Dall’ultima riunione della Cabina Di Regia emerge che nel biennio 2015 – 2016 il Piano ha permesso di mettere in opera interventi per 357 milioni di euro, attualmente prevalentemente impiegati per la promozione del made in Italy (il 36,5%), mentre solo una parte minore è stata devoluta all’attrazione di investimenti diretti esteri (1,8%). Tra le prospettive per l’ulteriore rafforzamento del sistema di sostegno all’internazionalizzazione troviamo però proprio l’intensificazione dell’attività di attrazione degli investimenti. Questa dovrà avvenire grazie ad uno stretto raccordo tra le competenze dei soggetti coinvolti e, soprattutto, rafforzando la concertazione con le Regioni.
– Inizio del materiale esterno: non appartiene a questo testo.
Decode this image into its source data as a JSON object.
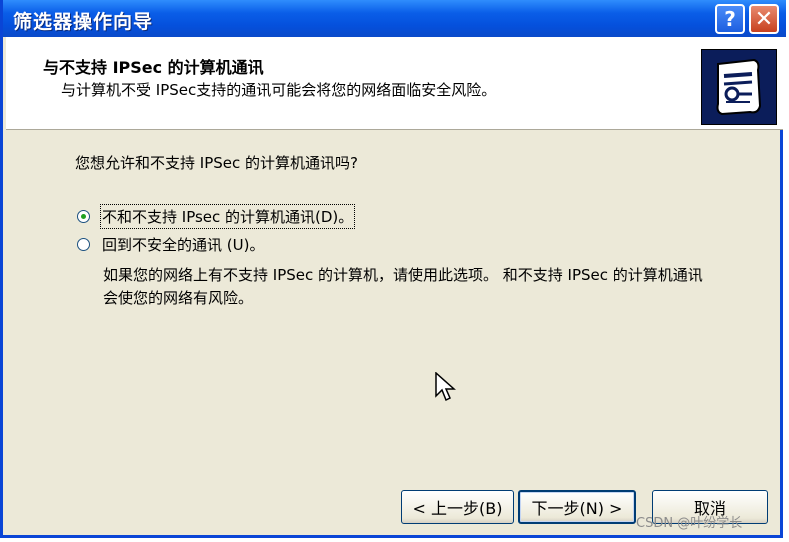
{
  "window": {
    "title": "筛选器操作向导"
  },
  "titlebar_buttons": {
    "help": "?",
    "close": "✕"
  },
  "header": {
    "title": "与不支持 IPSec 的计算机通讯",
    "subtitle": "与计算机不受 IPSec支持的通讯可能会将您的网络面临安全风险。"
  },
  "content": {
    "question": "您想允许和不支持 IPSec 的计算机通讯吗?",
    "options": [
      {
        "label": "不和不支持 IPsec 的计算机通讯(D)。",
        "checked": true
      },
      {
        "label": "回到不安全的通讯 (U)。",
        "checked": false
      }
    ],
    "description": "如果您的网络上有不支持 IPSec 的计算机，请使用此选项。 和不支持 IPSec 的计算机通讯会使您的网络有风险。"
  },
  "buttons": {
    "back": "< 上一步(B)",
    "next": "下一步(N) >",
    "cancel": "取消"
  },
  "watermark": "CSDN @叶纷学长"
}
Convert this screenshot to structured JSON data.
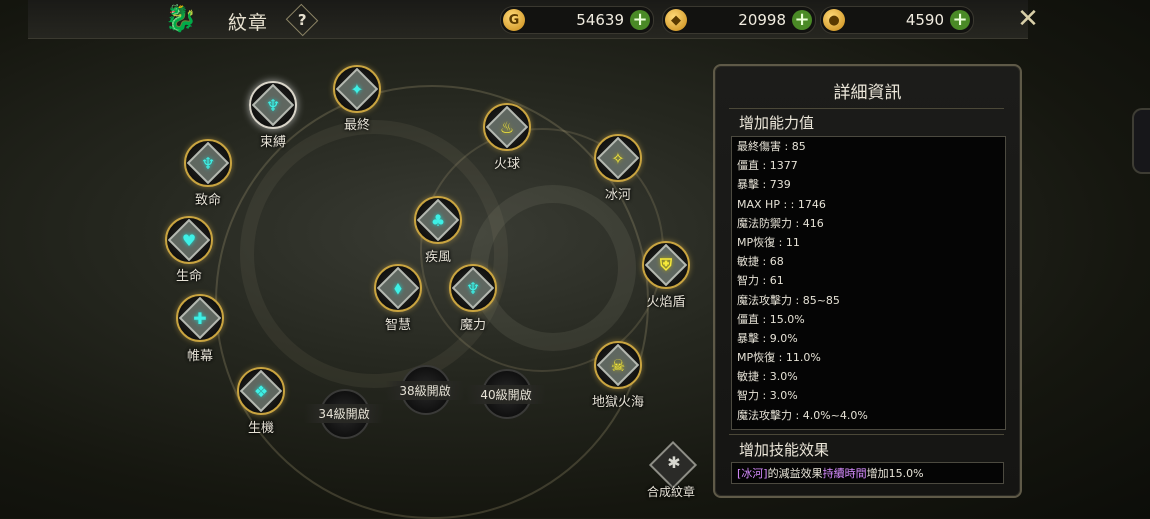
{
  "header": {
    "title": "紋章",
    "help_symbol": "?",
    "currencies": [
      {
        "icon": "gold-coin-icon",
        "value": "54639"
      },
      {
        "icon": "diamond-coin-icon",
        "value": "20998"
      },
      {
        "icon": "medal-coin-icon",
        "value": "4590"
      }
    ],
    "plus_symbol": "+"
  },
  "emblems": [
    {
      "name": "束縛",
      "color": "cyan",
      "selected": true
    },
    {
      "name": "最終",
      "color": "cyan"
    },
    {
      "name": "致命",
      "color": "cyan"
    },
    {
      "name": "生命",
      "color": "cyan"
    },
    {
      "name": "帷幕",
      "color": "cyan"
    },
    {
      "name": "生機",
      "color": "cyan"
    },
    {
      "name": "疾風",
      "color": "cyan"
    },
    {
      "name": "智慧",
      "color": "cyan"
    },
    {
      "name": "魔力",
      "color": "cyan"
    },
    {
      "name": "火球",
      "color": "yellow"
    },
    {
      "name": "冰河",
      "color": "yellow"
    },
    {
      "name": "火焰盾",
      "color": "yellow"
    },
    {
      "name": "地獄火海",
      "color": "yellow"
    }
  ],
  "locked_slots": [
    "34級開啟",
    "38級開啟",
    "40級開啟"
  ],
  "compose_label": "合成紋章",
  "panel": {
    "title": "詳細資訊",
    "stats_heading": "增加能力值",
    "stats": [
      "最終傷害 : 85",
      "僵直 : 1377",
      "暴擊 : 739",
      "MAX HP : : 1746",
      "魔法防禦力 : 416",
      "MP恢復 : 11",
      "敏捷 : 68",
      "智力 : 61",
      "魔法攻擊力 : 85~85",
      "僵直 : 15.0%",
      "暴擊 : 9.0%",
      "MP恢復 : 11.0%",
      "敏捷 : 3.0%",
      "智力 : 3.0%",
      "魔法攻擊力 : 4.0%~4.0%"
    ],
    "skill_heading": "增加技能效果",
    "skill_effect": {
      "part1": "[冰河]",
      "part2": "的減益效果",
      "part3": "持續時間",
      "part4": "增加15.0%"
    }
  },
  "colors": {
    "accent_gold": "#c9a440",
    "cyan_glyph": "#3ef0e6",
    "yellow_glyph": "#f6e93a",
    "highlight_purple": "#d78cff"
  }
}
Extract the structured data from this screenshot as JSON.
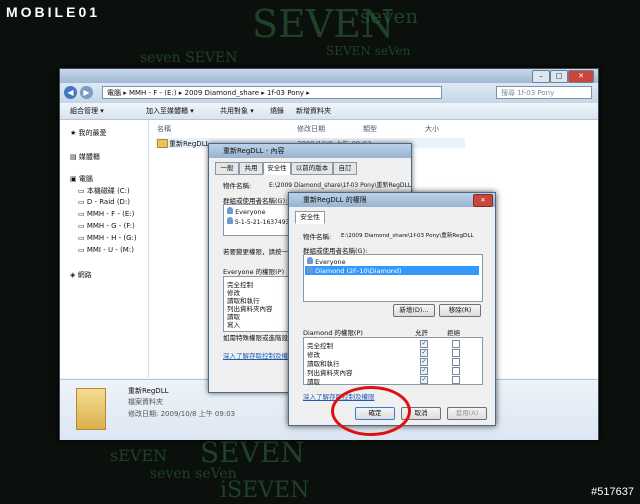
{
  "brand": {
    "logo_text": "MOBILE01",
    "watermark": "#517637"
  },
  "wallpaper": {
    "words": [
      "SEVEN",
      "seven SEVEN",
      "SEVEN seVen",
      "seven",
      "sEVEN",
      "SEVEN",
      "seven seVen",
      "iSEVEN"
    ]
  },
  "explorer": {
    "breadcrumb": [
      "電腦",
      "MMH - F - (E:)",
      "2009 Diamond_share",
      "1f-03 Pony"
    ],
    "search_placeholder": "搜尋 1f-03 Pony",
    "toolbar": [
      "組合管理 ▾",
      "加入至媒體櫃 ▾",
      "共用對象 ▾",
      "燒錄",
      "新增資料夾"
    ],
    "nav": {
      "favorites": "我的最愛",
      "libraries": "媒體櫃",
      "computer": "電腦",
      "drives": [
        "本機磁碟 (C:)",
        "D - Raid (D:)",
        "MMH - F - (E:)",
        "MMH - G - (F:)",
        "MMH - H - (G:)",
        "MMI - U - (M:)"
      ],
      "network": "網路"
    },
    "columns": [
      "名稱",
      "修改日期",
      "類型",
      "大小"
    ],
    "files": [
      {
        "name": "重新RegDLL",
        "modified": "2009/10/8 上午 09:03"
      }
    ],
    "details": {
      "name": "重新RegDLL",
      "type": "檔案資料夾",
      "modified_label": "修改日期: 2009/10/8 上午 09:03"
    }
  },
  "props_dialog": {
    "title": "重新RegDLL - 內容",
    "tabs": [
      "一般",
      "共用",
      "安全性",
      "以前的版本",
      "自訂"
    ],
    "object_label": "物件名稱:",
    "object_value": "E:\\2009 Diamond_share\\1f-03 Pony\\重新RegDLL",
    "group_label": "群組或使用者名稱(G):",
    "users": [
      "Everyone",
      "S-1-5-21-16374937"
    ],
    "change_hint": "若要變更權限，請按一",
    "perm_label": "Everyone 的權限(P)",
    "perms": [
      "完全控制",
      "修改",
      "讀取和執行",
      "列出資料夾內容",
      "讀取",
      "寫入"
    ],
    "special_hint": "如需特殊權限或進階設",
    "link": "深入了解存取控制及權"
  },
  "perm_dialog": {
    "title": "重新RegDLL 的權限",
    "tab": "安全性",
    "object_label": "物件名稱:",
    "object_value": "E:\\2009 Diamond_share\\1f-03 Pony\\重新RegDLL",
    "group_label": "群組或使用者名稱(G):",
    "users": [
      "Everyone",
      "Diamond (2F-10\\Diamond)"
    ],
    "add_button": "新增(D)...",
    "remove_button": "移除(R)",
    "perm_label": "Diamond 的權限(P)",
    "allow_header": "允許",
    "deny_header": "拒絕",
    "perms": [
      "完全控制",
      "修改",
      "讀取和執行",
      "列出資料夾內容",
      "讀取"
    ],
    "allow_checked": [
      true,
      true,
      true,
      true,
      true
    ],
    "link": "深入了解存取控制及權限",
    "ok": "確定",
    "cancel": "取消",
    "apply": "套用(A)"
  },
  "colors": {
    "highlight": "#3399ff",
    "circle": "#e01010"
  }
}
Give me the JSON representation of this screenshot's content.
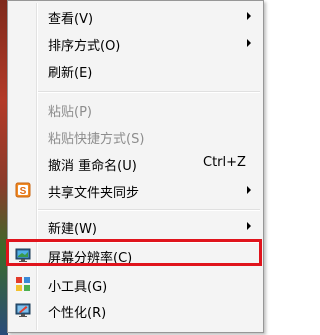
{
  "context_menu": {
    "items": {
      "view": {
        "label": "查看(V)"
      },
      "sort_by": {
        "label": "排序方式(O)"
      },
      "refresh": {
        "label": "刷新(E)"
      },
      "paste": {
        "label": "粘贴(P)"
      },
      "paste_shortcut": {
        "label": "粘贴快捷方式(S)"
      },
      "undo_rename": {
        "label": "撤消 重命名(U)",
        "shortcut": "Ctrl+Z"
      },
      "share_sync": {
        "label": "共享文件夹同步"
      },
      "new": {
        "label": "新建(W)"
      },
      "screen_resolution": {
        "label": "屏幕分辨率(C)"
      },
      "gadgets": {
        "label": "小工具(G)"
      },
      "personalize": {
        "label": "个性化(R)"
      }
    },
    "highlight_color": "#e0141c"
  }
}
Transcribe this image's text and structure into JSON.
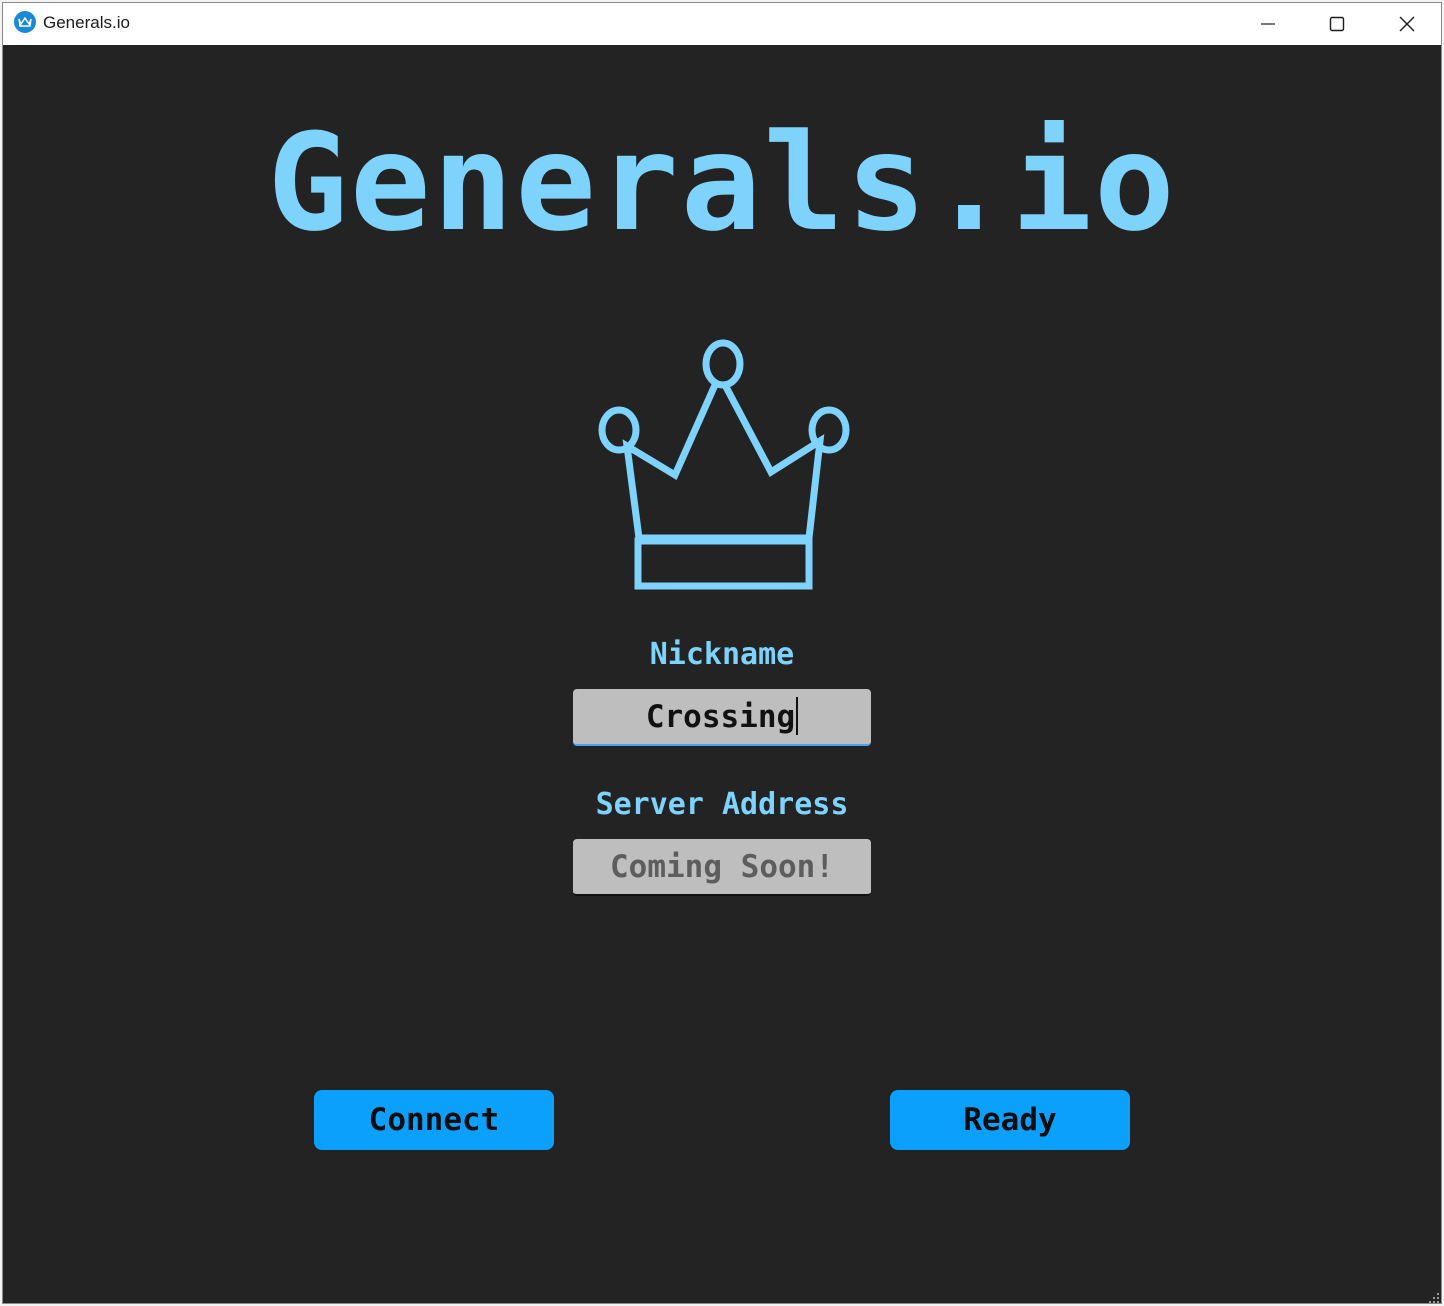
{
  "window": {
    "title": "Generals.io",
    "app_icon": "crown-app-icon",
    "controls": [
      "minimize-icon",
      "maximize-icon",
      "close-icon"
    ]
  },
  "main": {
    "title": "Generals.io",
    "logo_icon": "crown-icon",
    "nickname": {
      "label": "Nickname",
      "value": "Crossing"
    },
    "server_address": {
      "label": "Server Address",
      "placeholder": "Coming Soon!"
    },
    "buttons": {
      "connect": "Connect",
      "ready": "Ready"
    }
  },
  "colors": {
    "background": "#232323",
    "accent": "#7dd3fc",
    "button": "#0aa0fc",
    "field": "#bebebe"
  }
}
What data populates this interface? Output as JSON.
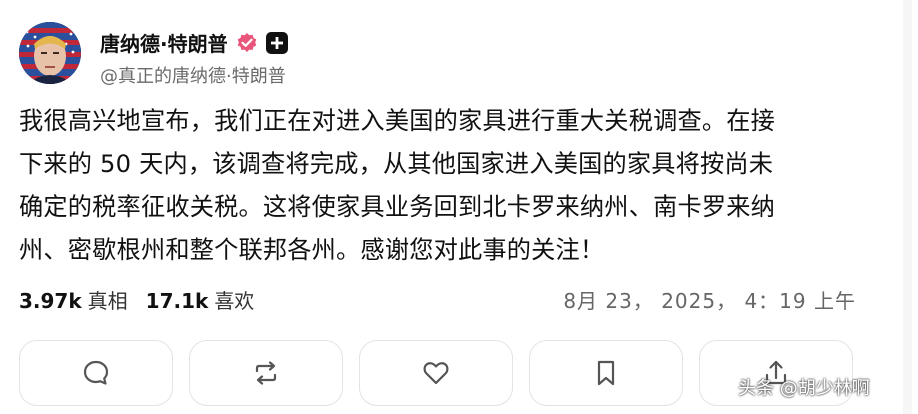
{
  "user": {
    "display_name": "唐纳德·特朗普",
    "handle": "@真正的唐纳德·特朗普"
  },
  "post": {
    "lines": [
      "我很高兴地宣布，我们正在对进入美国的家具进行重大关税调查。在接",
      "下来的 50 天内，该调查将完成，从其他国家进入美国的家具将按尚未",
      "确定的税率征收关税。这将使家具业务回到北卡罗来纳州、南卡罗来纳",
      "州、密歇根州和整个联邦各州。感谢您对此事的关注！"
    ]
  },
  "stats": {
    "reposts_count": "3.97k",
    "reposts_label": "真相",
    "likes_count": "17.1k",
    "likes_label": "喜欢"
  },
  "timestamp": "8月 23， 2025， 4：19 上午",
  "actions": [
    {
      "icon": "reply-icon"
    },
    {
      "icon": "repost-icon"
    },
    {
      "icon": "heart-icon"
    },
    {
      "icon": "bookmark-icon"
    },
    {
      "icon": "share-icon"
    }
  ],
  "watermark": "头条 @胡少林啊",
  "colors": {
    "verified_badge": "#e8567b",
    "text": "#111111",
    "secondary_text": "#6b6b6b",
    "border": "#e3e3e3",
    "icon": "#555555"
  }
}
E’ auspicabile che la definizione degli strumenti per la promozione dei territori sarà  così tale da ottimizzare le risorse disponibili a livello regionale. Alla fine di questi primi due anni, non possiamo che augurarci che il Piano riesca ad essere, finalmente, uno strumento adatto a superare la dicotomia che spesso si è creata tra le priorità condivise a livello nazionale e le politiche industriali regionali, riducendo ulteriormente le incertezze di chi dall’estero può scegliere di investire nel nostro paese.